Moderated by NCBA CLUSA Senior Program Manager Emily Varga, the webinar also explored how consumer perception of fair trade practices is shaping the marketplace.
The August 26 webinar came on the heels of the U.S. launch of FECCEG Coffee Cooperative’s Kishé brand, a Fairtrade-certified specialty coffee grown by smallholder farmers in the highlands of Guatemala.
Nidia Gómez, commercial manager for FECCEG and a webinar panelist, said consumers who buy Kishé coffee and similar products are “not just supporting a vague idea—they’re directly supporting smallholder farmer independence.”
Unlike the traditional trade system that favors the most powerful—often at the expense of the farmer—the Fairtrade model sees producers as equal participants in trade and is designed to encourage smallholder farmers to work together in cooperatives, leverage their selling power and earn sustainable livelihoods, said webinar panelist Tia Loftsgard.
As the director of Business Development for Fairtrade America, Loftsgard’s role is to introduce U.S. companies to small producers and educate American retailers and consumers about the direct impact their decision to support Fairtrade products has on farmers.
These efforts, coupled with the pioneering efforts of NCBA CLUSA member Equal Exchange, go far to provide clarity on which companies are truly doing “good and meaningful work,” as opposed to “green-washing” their image, said Carly Kadlec, a green coffee buyer for Equal Exchange.
Founded in 1986, Equal Exchange predates certification systems. The worker co-op was integral to “developing the idea of fair trade and using the mechanisms of trade to create a more just and democratic world,” Kadlec said.

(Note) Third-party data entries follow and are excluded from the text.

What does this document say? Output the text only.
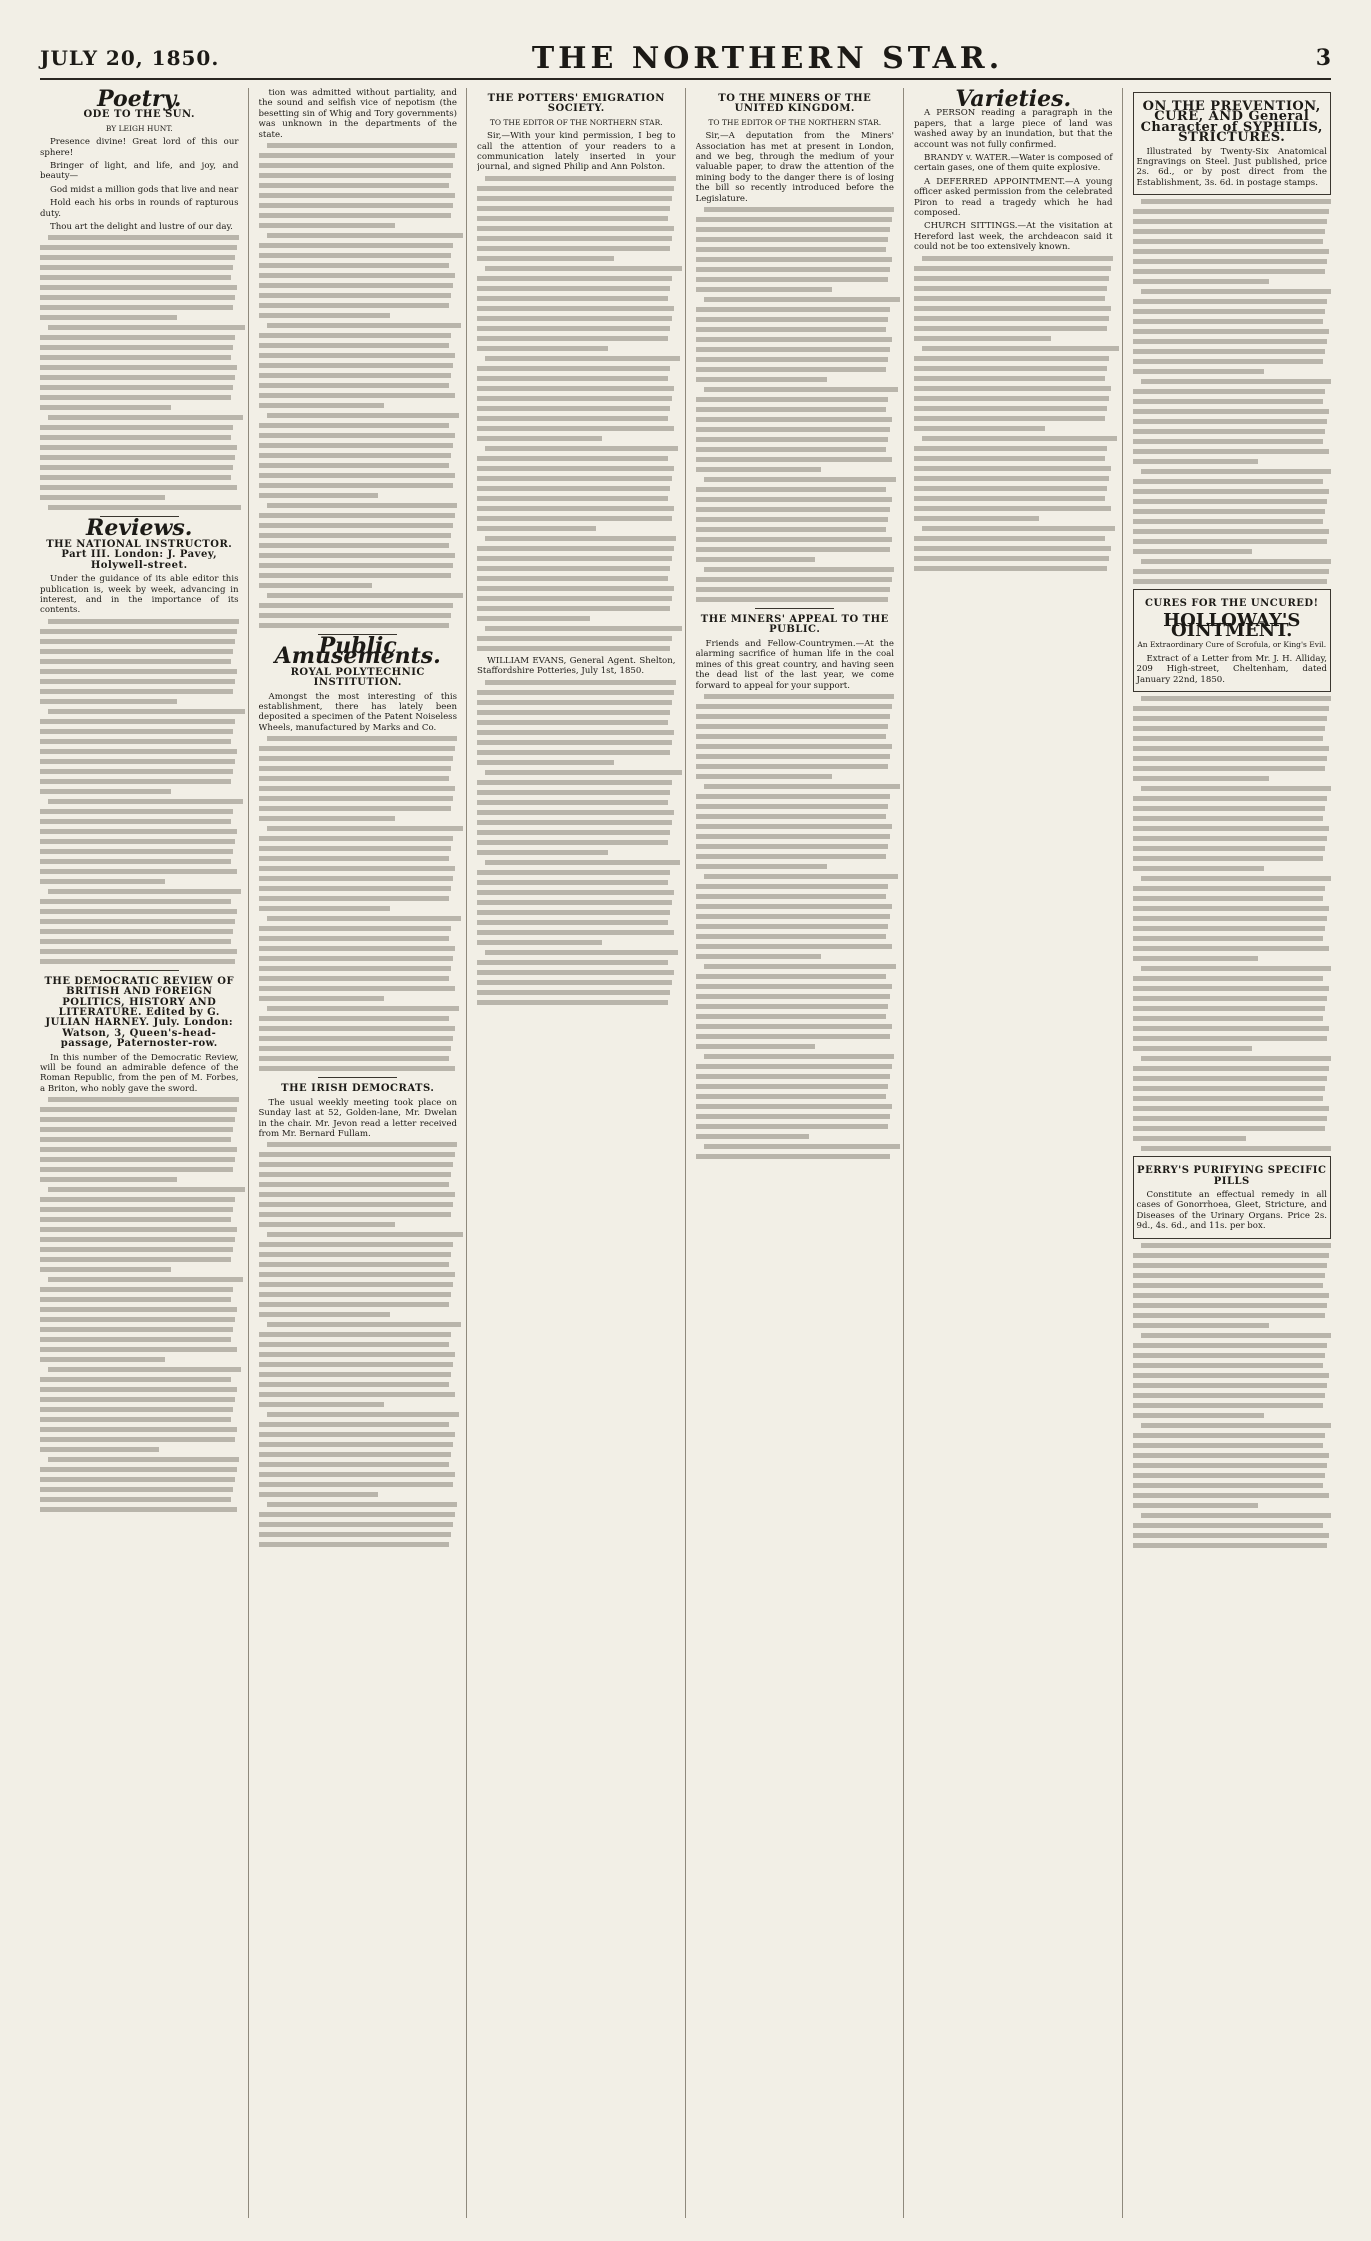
JULY 20, 1850.	THE NORTHERN STAR.	3
Poetry.
ODE TO THE SUN.
BY LEIGH HUNT.

Presence divine! Great lord of this our sphere!

Bringer of light, and life, and joy, and beauty—

God midst a million gods that live and near

Hold each his orbs in rounds of rapturous duty.

Thou art the delight and lustre of our day.

Reviews.
THE NATIONAL INSTRUCTOR. Part III. London: J. Pavey, Holywell-street.

Under the guidance of its able editor this publication is, week by week, advancing in interest, and in the importance of its contents.

THE DEMOCRATIC REVIEW OF BRITISH AND FOREIGN POLITICS, HISTORY AND LITERATURE. Edited by G. JULIAN HARNEY. July. London: Watson, 3, Queen's-head-passage, Paternoster-row.

In this number of the Democratic Review, will be found an admirable defence of the Roman Republic, from the pen of M. Forbes, a Briton, who nobly gave the sword.

tion was admitted without partiality, and the sound and selfish vice of nepotism (the besetting sin of Whig and Tory governments) was unknown in the departments of the state.

Public Amusements.
ROYAL POLYTECHNIC INSTITUTION.

Amongst the most interesting of this establishment, there has lately been deposited a specimen of the Patent Noiseless Wheels, manufactured by Marks and Co.

THE IRISH DEMOCRATS.

The usual weekly meeting took place on Sunday last at 52, Golden-lane, Mr. Dwelan in the chair. Mr. Jevon read a letter received from Mr. Bernard Fullam.

THE POTTERS' EMIGRATION SOCIETY.
TO THE EDITOR OF THE NORTHERN STAR.

Sir,—With your kind permission, I beg to call the attention of your readers to a communication lately inserted in your journal, and signed Philip and Ann Polston.

WILLIAM EVANS, General Agent. Shelton, Staffordshire Potteries, July 1st, 1850.

TO THE MINERS OF THE UNITED KINGDOM.
TO THE EDITOR OF THE NORTHERN STAR.

Sir,—A deputation from the Miners' Association has met at present in London, and we beg, through the medium of your valuable paper, to draw the attention of the mining body to the danger there is of losing the bill so recently introduced before the Legislature.

THE MINERS' APPEAL TO THE PUBLIC.

Friends and Fellow-Countrymen.—At the alarming sacrifice of human life in the coal mines of this great country, and having seen the dead list of the last year, we come forward to appeal for your support.

Varieties.

A PERSON reading a paragraph in the papers, that a large piece of land was washed away by an inundation, but that the account was not fully confirmed.

BRANDY v. WATER.—Water is composed of certain gases, one of them quite explosive.

A DEFERRED APPOINTMENT.—A young officer asked permission from the celebrated Piron to read a tragedy which he had composed.

CHURCH SITTINGS.—At the visitation at Hereford last week, the archdeacon said it could not be too extensively known.

ON THE PREVENTION, CURE, AND General Character of SYPHILIS, STRICTURES.

Illustrated by Twenty-Six Anatomical Engravings on Steel. Just published, price 2s. 6d., or by post direct from the Establishment, 3s. 6d. in postage stamps.

CURES FOR THE UNCURED!
HOLLOWAY'S OINTMENT.
An Extraordinary Cure of Scrofula, or King's Evil.

Extract of a Letter from Mr. J. H. Alliday, 209 High-street, Cheltenham, dated January 22nd, 1850.

PERRY'S PURIFYING SPECIFIC PILLS

Constitute an effectual remedy in all cases of Gonorrhoea, Gleet, Stricture, and Diseases of the Urinary Organs. Price 2s. 9d., 4s. 6d., and 11s. per box.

Since then, demand for ethically-produced goods among consumers has steadily increased, Loftsgard said, In fact, a recent Neilson study found that products with sustainability claims on the packaging—such as the Fairtrade mark—are growing at twice the rate of generic products. And when companies actively market the impact ethical trade practices are having at the producer level, market growth spikes even higher, she said.
Introduced in 2002, the Fairtrade mark is now trusted by 60 percent of U.S. consumers, making it the most trusted ethical certification logo in the nation, Loftsgard said. The mark currently appears on close to 30,000 products sold in more than 120 countries, identifying coffee, chocolate and other products that meet the ethical, environmental and economic standards set by Fairtrade International.
These standards range from adhering to the United Nations’ labor code to ensuring the participation of women and not planting GMO seeds or using banned pesticides. Fairtrade International gives newcomer co-ops five years to fully adopt the standards. Because Fairtrade International requires the same standards globally, Loftsgard said, consumers can easily understand what Fairtrade certification means.
With all the sustainability claims currently in the marketplace, becoming a responsible consumer can feel overwhelming, Kadlec said, but coffee—a product most Americans regularly consume—is a good way to begin incorporating ethical choices into everyday life.
“Change doesn’t happen with everything all at once, but coffee is a great entry point to becoming a more conscious consumer. Fairtrade certification makes it easy to figure out which companies are doing awesome, sustainable work and really impacting the entire supply chain,” she said.